Die Anlagen wurden mit Pufferspeichern als hydraulische Weiche ausgestattet.
Zum hydraulischen Abgleich der Kaltwasservolumenströme wurden Gruppen-, Strang- und zum Teil geschossweise angeordnete Regulierventile mit der Möglichkeit der Absperrung, Voreinstellung und Entleerung vorgesehen. Die Auslegung von Armaturen erfolgte im Normalfall in der Druckstufe PN6.
Sämtliche Hochpunkte des Rohrsystems wurden mit Entlüftungseinrichtungen ausgestattet.
Kälteverteilung
Die Hauptversorgungsgruppen der Kälteanlage sind mit einem Kältemengenzählerpassstück zur Verbrauchserfassung ausgestattet. Zusätzlich erhielt jede Mieteinheit pro Geschoss ein Passstück zur möglichen Aufnahme eines Kältezählers.

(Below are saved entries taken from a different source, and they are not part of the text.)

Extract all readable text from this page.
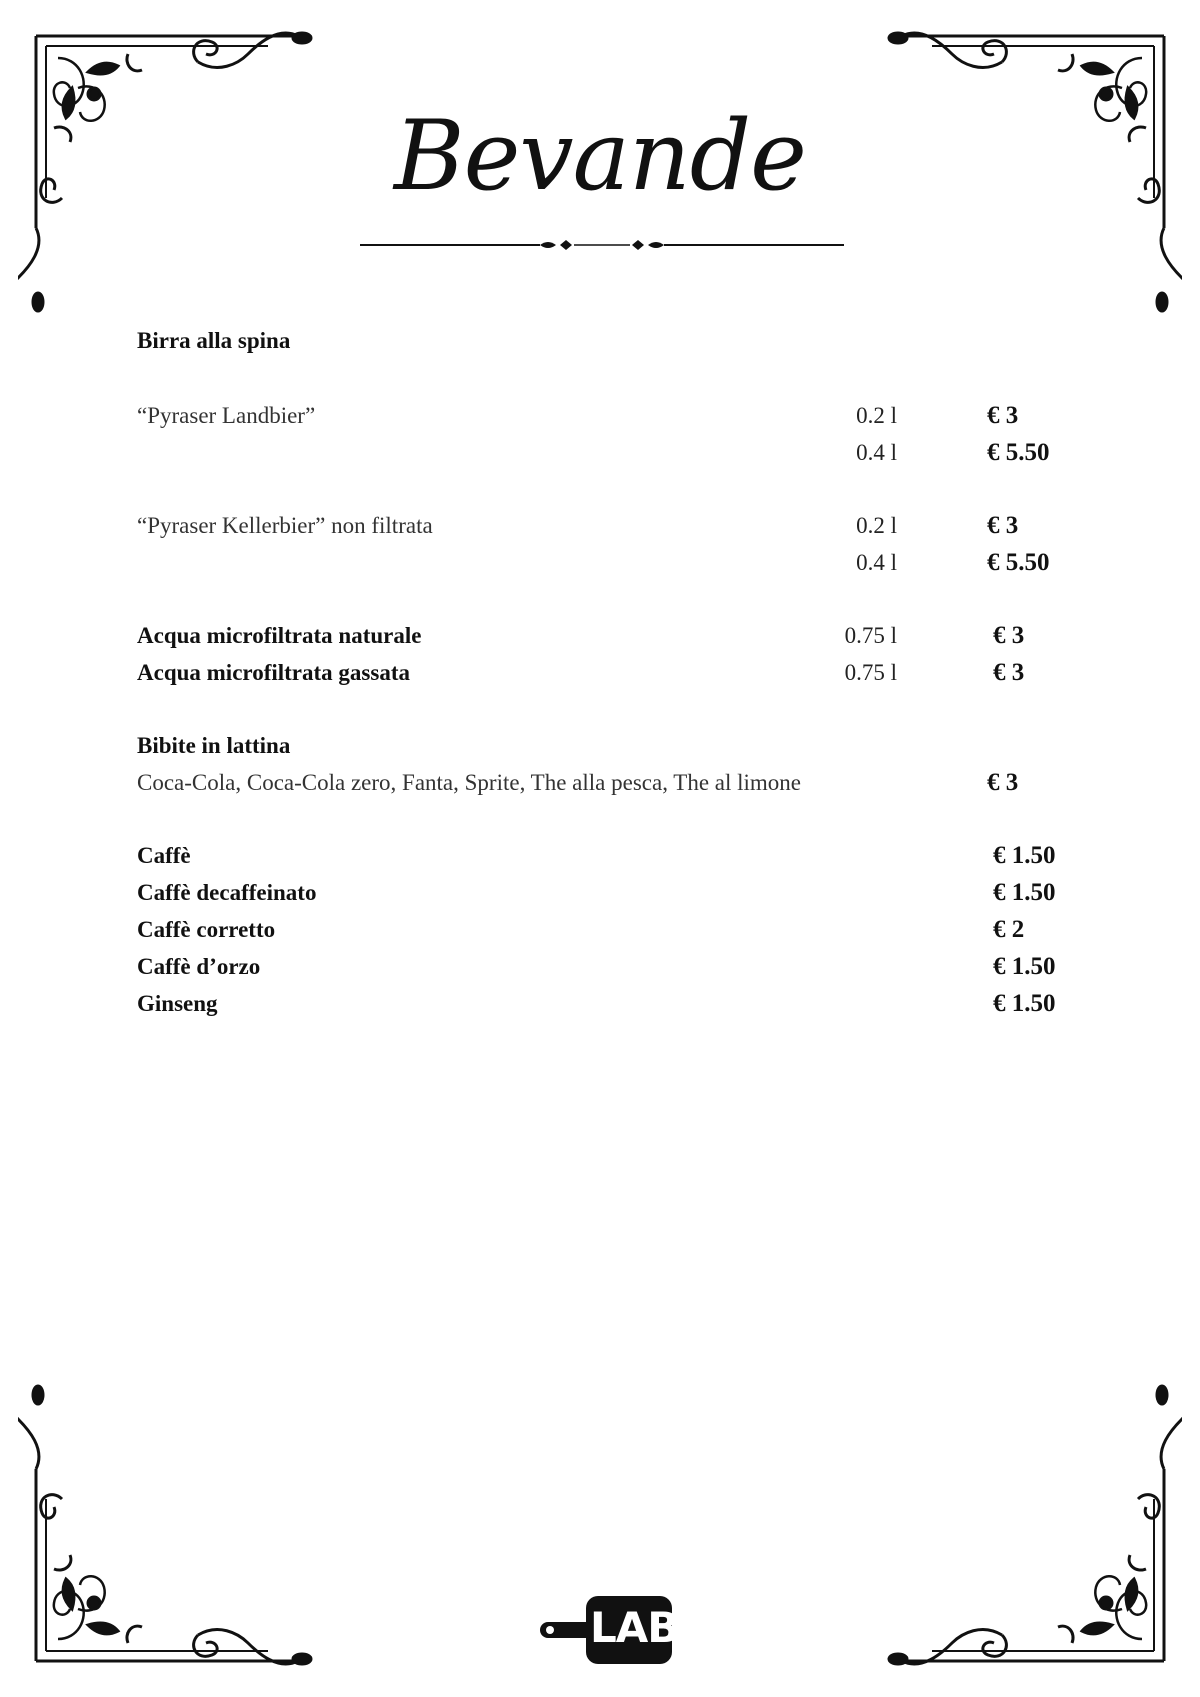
Bevande
Birra alla spina
“Pyraser Landbier”	0.2 l	€ 3
0.4 l	€ 5.50
“Pyraser Kellerbier” non filtrata	0.2 l	€ 3
0.4 l	€ 5.50
Acqua microfiltrata naturale	0.75 l	€ 3
Acqua microfiltrata gassata	0.75 l	€ 3
Bibite in lattina
Coca-Cola, Coca-Cola zero, Fanta, Sprite, The alla pesca, The al limone	€ 3
Caffè	€ 1.50
Caffè decaffeinato	€ 1.50
Caffè corretto	€ 2
Caffè d’orzo	€ 1.50
Ginseng	€ 1.50
LAB
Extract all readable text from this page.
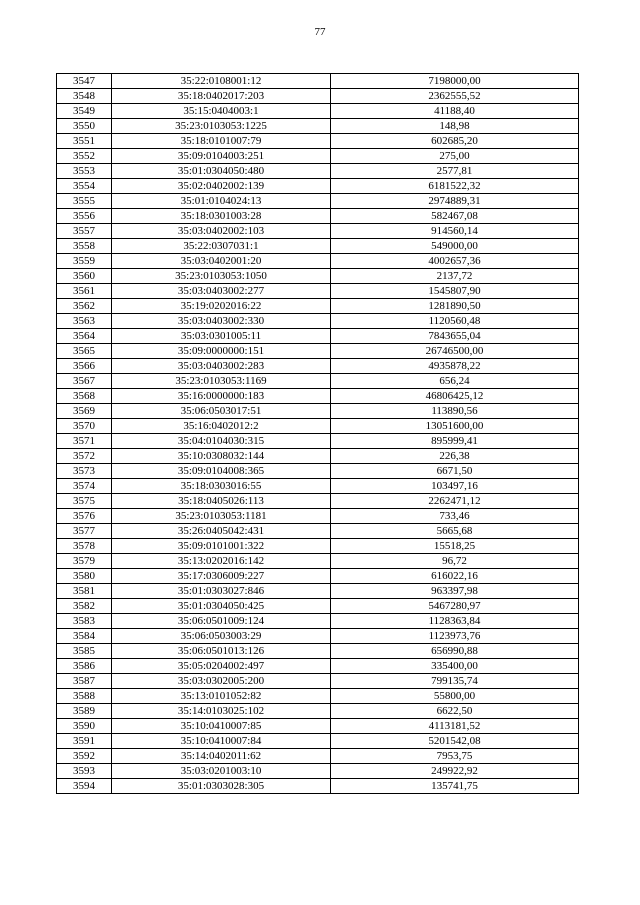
77
3547	35:22:0108001:12	7198000,00
3548	35:18:0402017:203	2362555,52
3549	35:15:0404003:1	41188,40
3550	35:23:0103053:1225	148,98
3551	35:18:0101007:79	602685,20
3552	35:09:0104003:251	275,00
3553	35:01:0304050:480	2577,81
3554	35:02:0402002:139	6181522,32
3555	35:01:0104024:13	2974889,31
3556	35:18:0301003:28	582467,08
3557	35:03:0402002:103	914560,14
3558	35:22:0307031:1	549000,00
3559	35:03:0402001:20	4002657,36
3560	35:23:0103053:1050	2137,72
3561	35:03:0403002:277	1545807,90
3562	35:19:0202016:22	1281890,50
3563	35:03:0403002:330	1120560,48
3564	35:03:0301005:11	7843655,04
3565	35:09:0000000:151	26746500,00
3566	35:03:0403002:283	4935878,22
3567	35:23:0103053:1169	656,24
3568	35:16:0000000:183	46806425,12
3569	35:06:0503017:51	113890,56
3570	35:16:0402012:2	13051600,00
3571	35:04:0104030:315	895999,41
3572	35:10:0308032:144	226,38
3573	35:09:0104008:365	6671,50
3574	35:18:0303016:55	103497,16
3575	35:18:0405026:113	2262471,12
3576	35:23:0103053:1181	733,46
3577	35:26:0405042:431	5665,68
3578	35:09:0101001:322	15518,25
3579	35:13:0202016:142	96,72
3580	35:17:0306009:227	616022,16
3581	35:01:0303027:846	963397,98
3582	35:01:0304050:425	5467280,97
3583	35:06:0501009:124	1128363,84
3584	35:06:0503003:29	1123973,76
3585	35:06:0501013:126	656990,88
3586	35:05:0204002:497	335400,00
3587	35:03:0302005:200	799135,74
3588	35:13:0101052:82	55800,00
3589	35:14:0103025:102	6622,50
3590	35:10:0410007:85	4113181,52
3591	35:10:0410007:84	5201542,08
3592	35:14:0402011:62	7953,75
3593	35:03:0201003:10	249922,92
3594	35:01:0303028:305	135741,75
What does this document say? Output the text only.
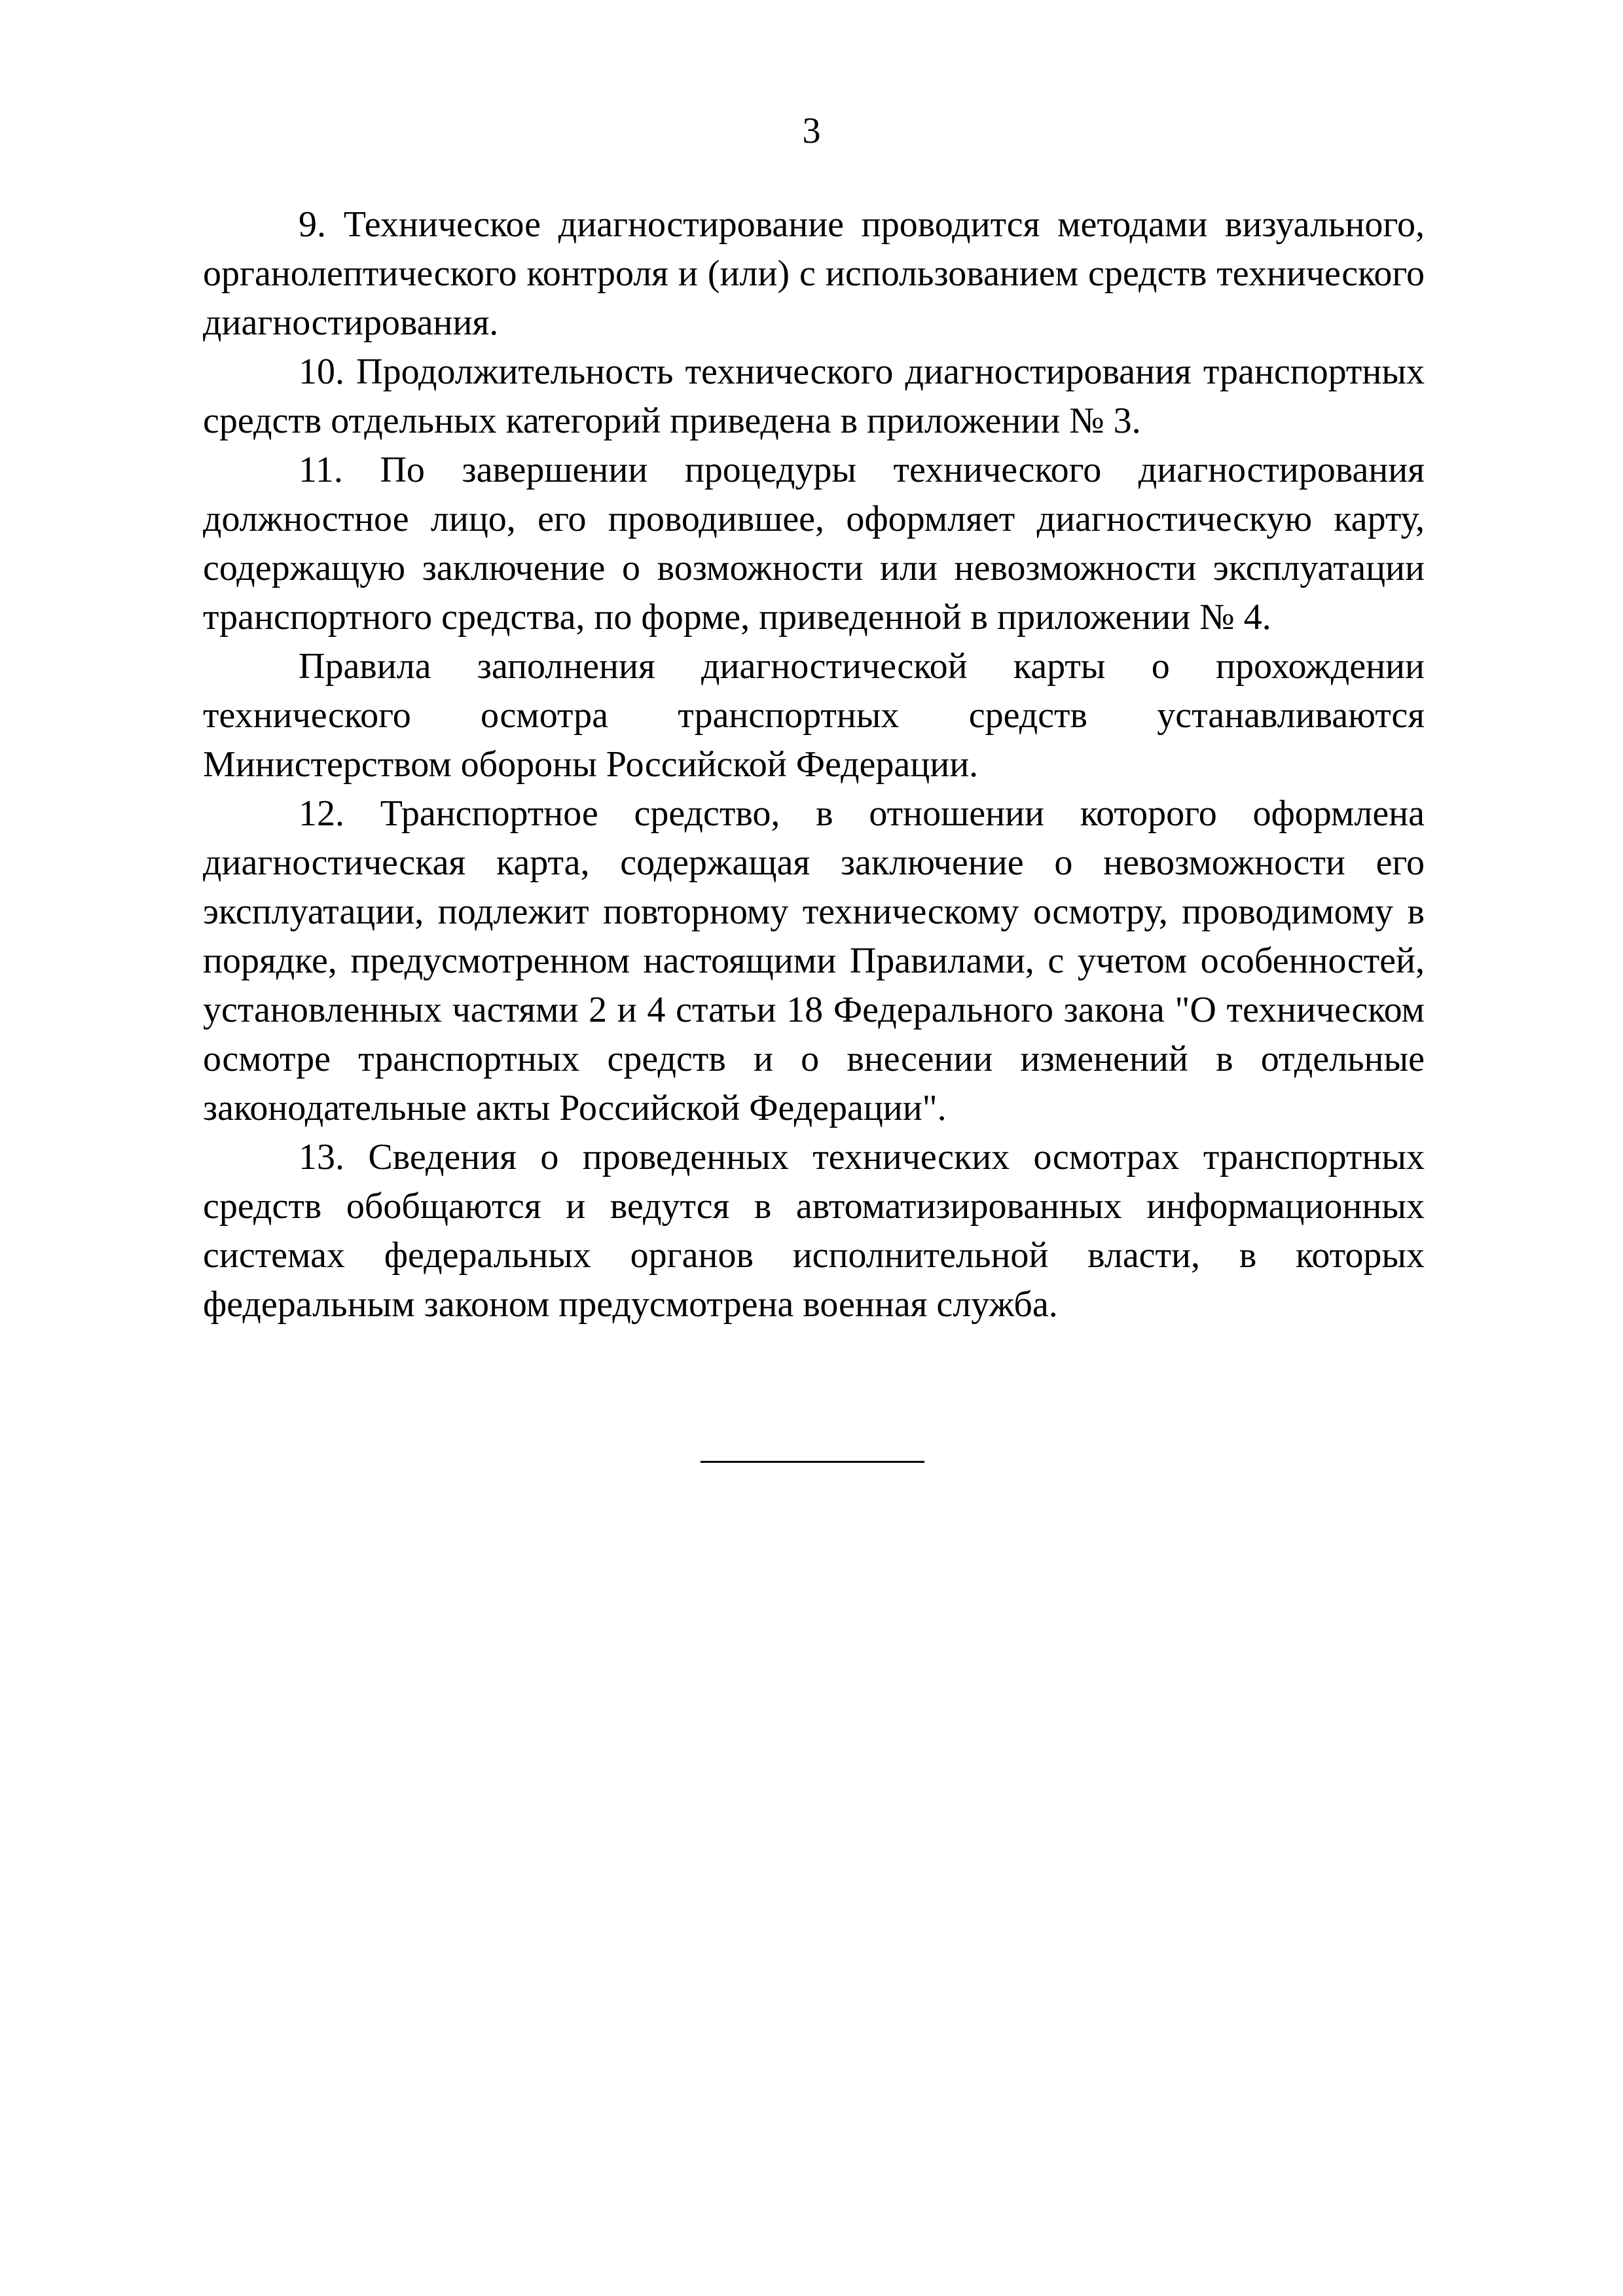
3

9. Техническое диагностирование проводится методами визуального, органолептического контроля и (или) с использованием средств технического диагностирования.

10. Продолжительность технического диагностирования транспортных средств отдельных категорий приведена в приложении № 3.

11. По завершении процедуры технического диагностирования должностное лицо, его проводившее, оформляет диагностическую карту, содержащую заключение о возможности или невозможности эксплуатации транспортного средства, по форме, приведенной в приложении № 4.

Правила заполнения диагностической карты о прохождении технического осмотра транспортных средств устанавливаются Министерством обороны Российской Федерации.

12. Транспортное средство, в отношении которого оформлена диагностическая карта, содержащая заключение о невозможности его эксплуатации, подлежит повторному техническому осмотру, проводимому в порядке, предусмотренном настоящими Правилами, с учетом особенностей, установленных частями 2 и 4 статьи 18 Федерального закона "О техническом осмотре транспортных средств и о внесении изменений в отдельные законодательные акты Российской Федерации".

13. Сведения о проведенных технических осмотрах транспортных средств обобщаются и ведутся в автоматизированных информационных системах федеральных органов исполнительной власти, в которых федеральным законом предусмотрена военная служба.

Weil das Heiz- und Kühlsystem gemischt, wurde die chemische Kaltwasseraufbereitung wie bei der Heizung nach Maßgabe der VDI 2035 mit einer Enthärtungs- und Dosieranlage einschließlich Rohrtrenner gemäß DIN 1988 eingesetzt. Die Kälteanlage wurde gemäß VDI-Richtlinie mit einer Dosieranlage zur Zugabe von Korrosionsschutzmitteln in geschlossenen Kälteverläufen ausgestattet.
Die Kaltwasserleitungen wurden in den Technikzentralen und Schächten gegen Kälte- und Wärmeverluste und zur Vermeidung von Tauwasserkondensation mit Dämmstoff isoliert. In den stoßgefährdeten Bereichen wurden die Leitungen zusätzlich mit verzinkten Blechmantel ummantelt.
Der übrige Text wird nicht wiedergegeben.